Canzone française – LES FANTÔMES DE LUNEBOURG - Vakuum im Kopfe (Histoires d'Allemagne 2) – Marco Valdo M.I. – 2010
Vialatteries II.


Mon cher Lucien l'âne mon ami, te souvient-il de cette canzone vialattesque qui racontait ce que j'avais appelé des « Histoires d'Allemagne » ?


Évidemment que je m'en souviens, Marco Valdo M.I. mon ami. Et comment ne pas s'en souvenir, elles étaient tellement terrifiantes tes histoires d'Allemagne. On sentait venir pire que le pire. Et le pire de tout, c'est qu'il est venu. On chiffre la chose à quarante millions de morts... ou plus. Certains parfois pourraient l'oublier, certains parfois voudraient qu'on l'oublie – et qu'on l'oublie tous.
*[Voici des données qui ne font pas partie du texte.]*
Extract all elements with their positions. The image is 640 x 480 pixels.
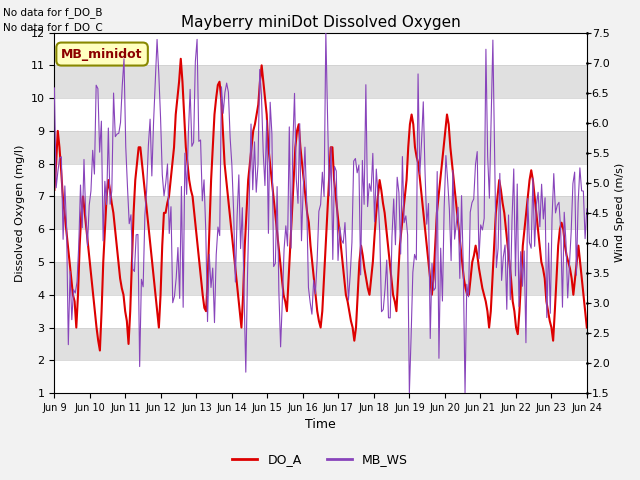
Text: No data for f_DO_C: No data for f_DO_C [3, 22, 103, 33]
Bar [54, 131, 587, 164]
Bar [54, 229, 587, 262]
Legend: DO_A, MB_WS: DO_A, MB_WS [227, 448, 413, 471]
Text: MB_minidot: MB_minidot [61, 48, 143, 60]
Bar [54, 196, 587, 229]
Bar [54, 360, 587, 393]
Title: Mayberry miniDot Dissolved Oxygen: Mayberry miniDot Dissolved Oxygen [180, 15, 461, 30]
Bar [54, 98, 587, 131]
Bar [54, 33, 587, 65]
Bar [54, 295, 587, 327]
Bar [54, 262, 587, 295]
Y-axis label: Wind Speed (m/s): Wind Speed (m/s) [615, 163, 625, 263]
X-axis label: Time: Time [305, 419, 336, 432]
Bar [54, 164, 587, 196]
Bar [54, 65, 587, 98]
Bar [54, 327, 587, 360]
Y-axis label: Dissolved Oxygen (mg/l): Dissolved Oxygen (mg/l) [15, 144, 25, 282]
Text: No data for f_DO_B: No data for f_DO_B [3, 7, 102, 18]
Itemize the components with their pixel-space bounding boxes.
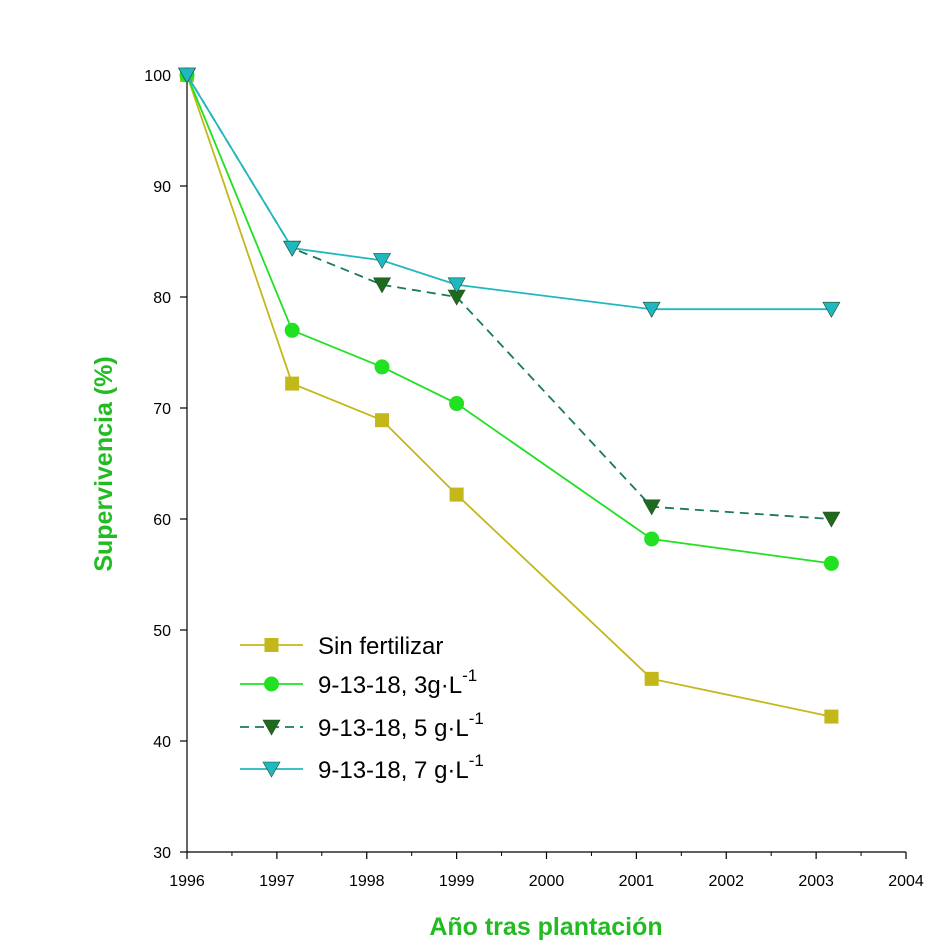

Pour pouvoir recommencer à créer un Empire, un Impero, un Reich... C'est là l'histoire du ventre encore fécond d'où est sortie la bête immonde... Qu'elle sorte une patte, qu'elle sorte sa langue, qu'elle sorte sa queue... Et rien que çà, c'est déjà inquiétant et nécessite la plus immédiate des éradications... Mais d'ici qu'elle ressorte la tête, qu'elle redresse le tronc... On ne peut pas la laisser faire. Vous ne pouvez pas la laisser revenir, vous les hommes... Jamais, au grand jamais... C'est un conseil d'âne qui en a tant vu. Bien sûr, il y a eu des erreurs dans le passé, bien sûr on n'a pas épuré assez (ce n'était d'ailleurs pas un hasard, mais tout au contraire, une ruse de la bête blessée qui pensait déjà à renaître de ses cendres), bien sûr , elle essaye de reprendre du terrain et malheureusement, dans certains pays, elle y arrive... Elle est même revenue au pouvoir dans certains États, elle se vautre sur les écrans de télévision en souriant, en prenant des airs de papy charmant... Prenez garde, vous les humains, tout cela n'est que déguisement...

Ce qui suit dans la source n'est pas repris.